There are all kinds of warnings out there by medical professionals and government agencies telling us that over exposure to the sun is not good, and we would all like to think that we stay diligent throughout the Summer to minimize our chances of sunburn, but it does eventually happen. Best practices dictate that prevention through minimal exposure is best. Avoid mid-afternoon 10am - 2pm for full sun exposure, wear clothing and hats that shade your skin from the sun, protect your eyes with sunglasses that block as much sunlight as possible, and use sun screen products with a minimum SPF 15 (SPF 30 is better) on parts of our skin that are exposed during the day. If your skin starts to look pink, step into the shade.
Burning occurs when you have overexposed your skin to the sun. The CDC says that any discoloration of the normal palor of your skin is a sign that the skin has be damaged - that goes for sunburn, as well as suntan. By the time you notice your skin is turning pink, you should act immediately, as sunburns turn redder after exposure and the burn develops as time passes, even after exposure.
Once you realize you have a burn, here's some tips to sooth the burn:
- Take cool showers and baths. Don't dry completely and try to leave a little moiisture on your skin, followed by a moisturizer to help trap the water in your skin.
- Apply a cool wet towel to the skin. This will keep moisture on the skin and releive the burning sensation. Remoisten and reapply when the twoel gets warm.
- Take aspirin or ibuprofren to help reduce swelling, redness and the pain/discomfort. Using Aceteminiphen will only help with the pain but not adress the other symptoms of sunburn.
- Talk to a doctor before using Cortizone cream, especially on kids.
- Use moisturizer creams to keep your skin soothed. Don't use any kind of cream or moisturizer with a name ending in '-caine' as these products tend to dry the irritated area.

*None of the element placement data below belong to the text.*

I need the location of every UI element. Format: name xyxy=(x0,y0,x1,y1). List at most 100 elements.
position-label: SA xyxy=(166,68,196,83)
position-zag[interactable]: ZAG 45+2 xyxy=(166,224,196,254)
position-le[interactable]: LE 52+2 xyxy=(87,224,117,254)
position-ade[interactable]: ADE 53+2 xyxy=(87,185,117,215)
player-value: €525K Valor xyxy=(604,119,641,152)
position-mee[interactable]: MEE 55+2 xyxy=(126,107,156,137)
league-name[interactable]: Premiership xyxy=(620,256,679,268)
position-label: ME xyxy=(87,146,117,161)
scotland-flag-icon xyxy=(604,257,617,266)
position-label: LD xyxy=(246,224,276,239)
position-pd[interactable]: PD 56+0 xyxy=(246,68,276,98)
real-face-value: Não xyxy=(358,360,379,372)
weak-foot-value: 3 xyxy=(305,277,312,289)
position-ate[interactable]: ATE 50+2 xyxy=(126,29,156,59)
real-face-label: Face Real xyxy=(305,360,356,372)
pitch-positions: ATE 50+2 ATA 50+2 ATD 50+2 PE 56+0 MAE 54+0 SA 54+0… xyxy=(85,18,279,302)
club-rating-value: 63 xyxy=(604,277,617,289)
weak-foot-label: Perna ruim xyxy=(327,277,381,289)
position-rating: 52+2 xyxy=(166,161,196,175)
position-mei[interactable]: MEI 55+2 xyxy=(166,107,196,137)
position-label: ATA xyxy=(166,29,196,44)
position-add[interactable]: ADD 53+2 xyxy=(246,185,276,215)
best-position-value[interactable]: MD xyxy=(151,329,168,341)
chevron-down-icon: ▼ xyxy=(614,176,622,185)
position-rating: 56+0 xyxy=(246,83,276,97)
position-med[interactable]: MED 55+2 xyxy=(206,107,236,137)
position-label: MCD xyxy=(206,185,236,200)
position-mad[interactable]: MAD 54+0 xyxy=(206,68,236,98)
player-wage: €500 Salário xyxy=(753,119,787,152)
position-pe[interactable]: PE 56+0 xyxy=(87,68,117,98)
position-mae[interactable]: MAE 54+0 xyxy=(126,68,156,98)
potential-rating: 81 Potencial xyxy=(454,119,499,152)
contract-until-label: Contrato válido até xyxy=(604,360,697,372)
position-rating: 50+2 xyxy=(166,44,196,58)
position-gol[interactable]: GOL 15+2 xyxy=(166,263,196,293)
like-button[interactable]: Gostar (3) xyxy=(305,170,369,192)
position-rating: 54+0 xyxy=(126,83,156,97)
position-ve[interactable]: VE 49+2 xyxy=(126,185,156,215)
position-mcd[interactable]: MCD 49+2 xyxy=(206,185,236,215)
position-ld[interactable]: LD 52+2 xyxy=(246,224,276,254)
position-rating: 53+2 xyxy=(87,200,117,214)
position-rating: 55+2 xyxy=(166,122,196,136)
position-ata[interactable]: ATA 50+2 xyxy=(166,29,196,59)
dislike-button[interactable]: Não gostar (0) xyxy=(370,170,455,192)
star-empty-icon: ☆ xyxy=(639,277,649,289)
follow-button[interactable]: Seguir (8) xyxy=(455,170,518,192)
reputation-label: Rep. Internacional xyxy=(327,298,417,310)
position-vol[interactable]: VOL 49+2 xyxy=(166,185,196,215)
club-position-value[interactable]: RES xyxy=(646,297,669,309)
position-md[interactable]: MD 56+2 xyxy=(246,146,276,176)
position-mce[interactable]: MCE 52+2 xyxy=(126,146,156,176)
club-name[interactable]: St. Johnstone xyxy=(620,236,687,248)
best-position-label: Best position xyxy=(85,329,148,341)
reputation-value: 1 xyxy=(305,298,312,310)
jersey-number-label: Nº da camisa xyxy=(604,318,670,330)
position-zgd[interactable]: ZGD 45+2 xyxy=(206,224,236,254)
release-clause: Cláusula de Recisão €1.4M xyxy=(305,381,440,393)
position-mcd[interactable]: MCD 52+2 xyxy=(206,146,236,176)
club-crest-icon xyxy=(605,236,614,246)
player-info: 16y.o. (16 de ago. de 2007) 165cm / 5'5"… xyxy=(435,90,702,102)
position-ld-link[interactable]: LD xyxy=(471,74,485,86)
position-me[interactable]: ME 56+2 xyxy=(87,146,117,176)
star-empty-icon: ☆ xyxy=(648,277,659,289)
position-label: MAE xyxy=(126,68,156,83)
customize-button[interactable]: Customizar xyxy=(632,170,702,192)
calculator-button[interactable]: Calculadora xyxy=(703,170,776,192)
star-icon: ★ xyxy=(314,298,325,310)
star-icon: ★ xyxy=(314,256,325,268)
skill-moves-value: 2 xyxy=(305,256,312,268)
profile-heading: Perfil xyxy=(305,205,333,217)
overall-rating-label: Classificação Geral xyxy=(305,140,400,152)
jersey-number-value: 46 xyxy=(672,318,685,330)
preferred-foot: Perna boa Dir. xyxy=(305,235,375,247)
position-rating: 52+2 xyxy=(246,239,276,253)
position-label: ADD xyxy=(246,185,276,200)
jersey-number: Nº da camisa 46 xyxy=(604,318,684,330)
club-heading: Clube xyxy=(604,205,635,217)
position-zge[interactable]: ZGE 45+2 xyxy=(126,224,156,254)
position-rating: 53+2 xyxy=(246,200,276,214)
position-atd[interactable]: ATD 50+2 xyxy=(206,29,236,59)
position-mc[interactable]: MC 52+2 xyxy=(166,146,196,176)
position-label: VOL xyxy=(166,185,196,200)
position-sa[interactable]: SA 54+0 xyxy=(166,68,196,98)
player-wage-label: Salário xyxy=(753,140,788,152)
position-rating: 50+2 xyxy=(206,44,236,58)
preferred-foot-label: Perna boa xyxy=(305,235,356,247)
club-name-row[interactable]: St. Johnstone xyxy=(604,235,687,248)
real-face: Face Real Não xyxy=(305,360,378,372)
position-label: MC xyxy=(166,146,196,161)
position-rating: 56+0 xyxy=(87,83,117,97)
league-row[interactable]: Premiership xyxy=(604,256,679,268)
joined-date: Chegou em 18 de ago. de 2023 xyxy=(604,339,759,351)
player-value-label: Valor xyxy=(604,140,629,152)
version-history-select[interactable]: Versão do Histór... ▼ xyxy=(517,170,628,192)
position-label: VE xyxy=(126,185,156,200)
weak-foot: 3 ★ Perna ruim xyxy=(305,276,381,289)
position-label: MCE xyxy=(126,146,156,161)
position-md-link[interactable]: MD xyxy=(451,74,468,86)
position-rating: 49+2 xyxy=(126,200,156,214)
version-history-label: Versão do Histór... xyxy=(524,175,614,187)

- Minimize exposure of burned skin to the sun. Sunburn denotes that skin is damaged and needs to heal. exposing it to the source of the damage is counterporductive and will only make things worse.

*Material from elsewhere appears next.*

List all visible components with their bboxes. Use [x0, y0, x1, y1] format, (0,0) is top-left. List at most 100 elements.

- Stay hydrated. Sunburn dries you out, and you should take extra steps to make sure that you drink exra water to keep from drying out further.

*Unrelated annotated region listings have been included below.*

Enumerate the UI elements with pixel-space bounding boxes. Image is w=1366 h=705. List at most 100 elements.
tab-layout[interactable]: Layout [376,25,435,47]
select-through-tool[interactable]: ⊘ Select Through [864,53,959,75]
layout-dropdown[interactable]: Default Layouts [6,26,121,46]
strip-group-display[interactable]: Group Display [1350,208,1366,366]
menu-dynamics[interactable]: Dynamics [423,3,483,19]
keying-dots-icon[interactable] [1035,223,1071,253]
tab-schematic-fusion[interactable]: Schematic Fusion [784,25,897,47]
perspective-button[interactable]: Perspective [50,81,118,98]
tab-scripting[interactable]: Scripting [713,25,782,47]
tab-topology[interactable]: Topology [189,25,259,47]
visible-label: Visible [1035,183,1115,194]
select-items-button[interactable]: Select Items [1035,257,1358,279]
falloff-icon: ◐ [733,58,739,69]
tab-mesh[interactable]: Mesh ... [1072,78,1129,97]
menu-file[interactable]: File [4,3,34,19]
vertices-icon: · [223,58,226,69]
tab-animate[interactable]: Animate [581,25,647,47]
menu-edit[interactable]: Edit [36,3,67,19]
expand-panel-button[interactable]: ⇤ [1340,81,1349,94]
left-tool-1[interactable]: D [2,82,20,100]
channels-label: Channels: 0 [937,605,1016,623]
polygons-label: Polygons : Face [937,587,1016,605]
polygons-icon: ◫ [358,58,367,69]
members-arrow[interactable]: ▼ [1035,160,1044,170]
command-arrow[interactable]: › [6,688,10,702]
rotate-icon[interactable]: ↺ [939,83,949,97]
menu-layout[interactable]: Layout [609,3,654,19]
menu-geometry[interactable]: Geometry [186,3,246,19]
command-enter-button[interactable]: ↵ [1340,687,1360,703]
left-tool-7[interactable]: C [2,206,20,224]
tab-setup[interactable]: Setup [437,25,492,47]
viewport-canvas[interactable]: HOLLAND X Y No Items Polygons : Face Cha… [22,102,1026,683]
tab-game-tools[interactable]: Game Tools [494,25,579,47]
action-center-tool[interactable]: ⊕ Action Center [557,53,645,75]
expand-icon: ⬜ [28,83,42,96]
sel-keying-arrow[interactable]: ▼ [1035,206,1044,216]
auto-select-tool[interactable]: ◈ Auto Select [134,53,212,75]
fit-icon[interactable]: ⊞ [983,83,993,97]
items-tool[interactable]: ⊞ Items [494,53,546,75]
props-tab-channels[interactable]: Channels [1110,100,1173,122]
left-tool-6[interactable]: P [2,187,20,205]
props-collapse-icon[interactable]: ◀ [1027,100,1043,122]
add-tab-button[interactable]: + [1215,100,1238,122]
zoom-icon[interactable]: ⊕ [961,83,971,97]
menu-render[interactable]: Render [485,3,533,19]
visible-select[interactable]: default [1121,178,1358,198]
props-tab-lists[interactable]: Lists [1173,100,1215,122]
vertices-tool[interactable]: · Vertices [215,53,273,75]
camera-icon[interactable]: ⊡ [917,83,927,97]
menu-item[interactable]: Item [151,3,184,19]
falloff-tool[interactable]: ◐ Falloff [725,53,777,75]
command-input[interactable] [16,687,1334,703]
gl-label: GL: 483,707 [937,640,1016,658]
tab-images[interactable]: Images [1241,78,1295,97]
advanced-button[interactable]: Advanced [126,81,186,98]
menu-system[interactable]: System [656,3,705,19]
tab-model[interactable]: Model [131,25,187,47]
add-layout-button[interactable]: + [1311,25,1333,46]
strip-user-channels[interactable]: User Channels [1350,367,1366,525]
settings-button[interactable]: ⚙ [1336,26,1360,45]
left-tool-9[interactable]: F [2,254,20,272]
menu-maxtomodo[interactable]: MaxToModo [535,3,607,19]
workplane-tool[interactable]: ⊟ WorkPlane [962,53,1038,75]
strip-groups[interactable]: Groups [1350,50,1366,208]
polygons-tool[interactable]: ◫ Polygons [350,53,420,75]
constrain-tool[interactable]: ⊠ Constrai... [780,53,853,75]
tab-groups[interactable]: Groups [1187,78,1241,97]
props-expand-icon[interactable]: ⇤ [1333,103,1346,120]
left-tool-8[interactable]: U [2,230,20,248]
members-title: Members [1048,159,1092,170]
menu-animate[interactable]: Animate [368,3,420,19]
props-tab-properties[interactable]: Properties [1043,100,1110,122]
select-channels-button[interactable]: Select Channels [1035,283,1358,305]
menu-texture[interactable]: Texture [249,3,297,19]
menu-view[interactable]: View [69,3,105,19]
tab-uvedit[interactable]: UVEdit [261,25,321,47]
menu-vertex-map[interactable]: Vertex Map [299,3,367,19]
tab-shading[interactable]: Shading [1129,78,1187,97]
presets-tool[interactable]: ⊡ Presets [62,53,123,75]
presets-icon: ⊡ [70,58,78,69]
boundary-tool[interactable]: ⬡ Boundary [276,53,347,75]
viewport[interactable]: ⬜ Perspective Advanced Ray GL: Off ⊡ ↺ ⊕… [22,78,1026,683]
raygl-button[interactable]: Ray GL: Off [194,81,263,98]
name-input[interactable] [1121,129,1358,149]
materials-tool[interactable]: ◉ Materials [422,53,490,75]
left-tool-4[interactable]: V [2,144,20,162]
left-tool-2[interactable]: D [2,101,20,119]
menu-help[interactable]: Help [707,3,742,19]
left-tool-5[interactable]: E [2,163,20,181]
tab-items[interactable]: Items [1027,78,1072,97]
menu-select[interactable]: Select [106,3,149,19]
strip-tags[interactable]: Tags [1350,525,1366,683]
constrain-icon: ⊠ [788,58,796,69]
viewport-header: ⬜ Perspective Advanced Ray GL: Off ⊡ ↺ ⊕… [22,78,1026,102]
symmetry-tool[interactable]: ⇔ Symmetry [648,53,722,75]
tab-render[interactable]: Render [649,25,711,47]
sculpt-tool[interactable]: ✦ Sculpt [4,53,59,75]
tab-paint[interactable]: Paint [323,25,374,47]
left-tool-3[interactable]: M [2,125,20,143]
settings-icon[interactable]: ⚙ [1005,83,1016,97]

- If blisters form, do not pop them! Allowing blisters to heal naturally will reduce the risk of infection and let your body heal as it should. Blisters are a sign of second degree sunburn, and form as a part of the natural healing process.
Some sunburns are enough to make people physically ill, usually called 'sun poisoning'. Seek medical assistance if your sunburn has any of the following symptoms:
- Fever and Chills
- Facial Swelling
- Blisters Covering a Large Area
- Headache, Confusion or Faintness
When your sunburn and its symptoms are gone, take extra care to protect your healed skin from the sun to avoid more serious conditions inthe future.
Last but not least, some medications may make your skin more susceptable to damage from the sun, so check with your doctor. Some common medications that make skin more sensitive include antibiotics, heart drugs, birth control pills, acne treatments and diuretics.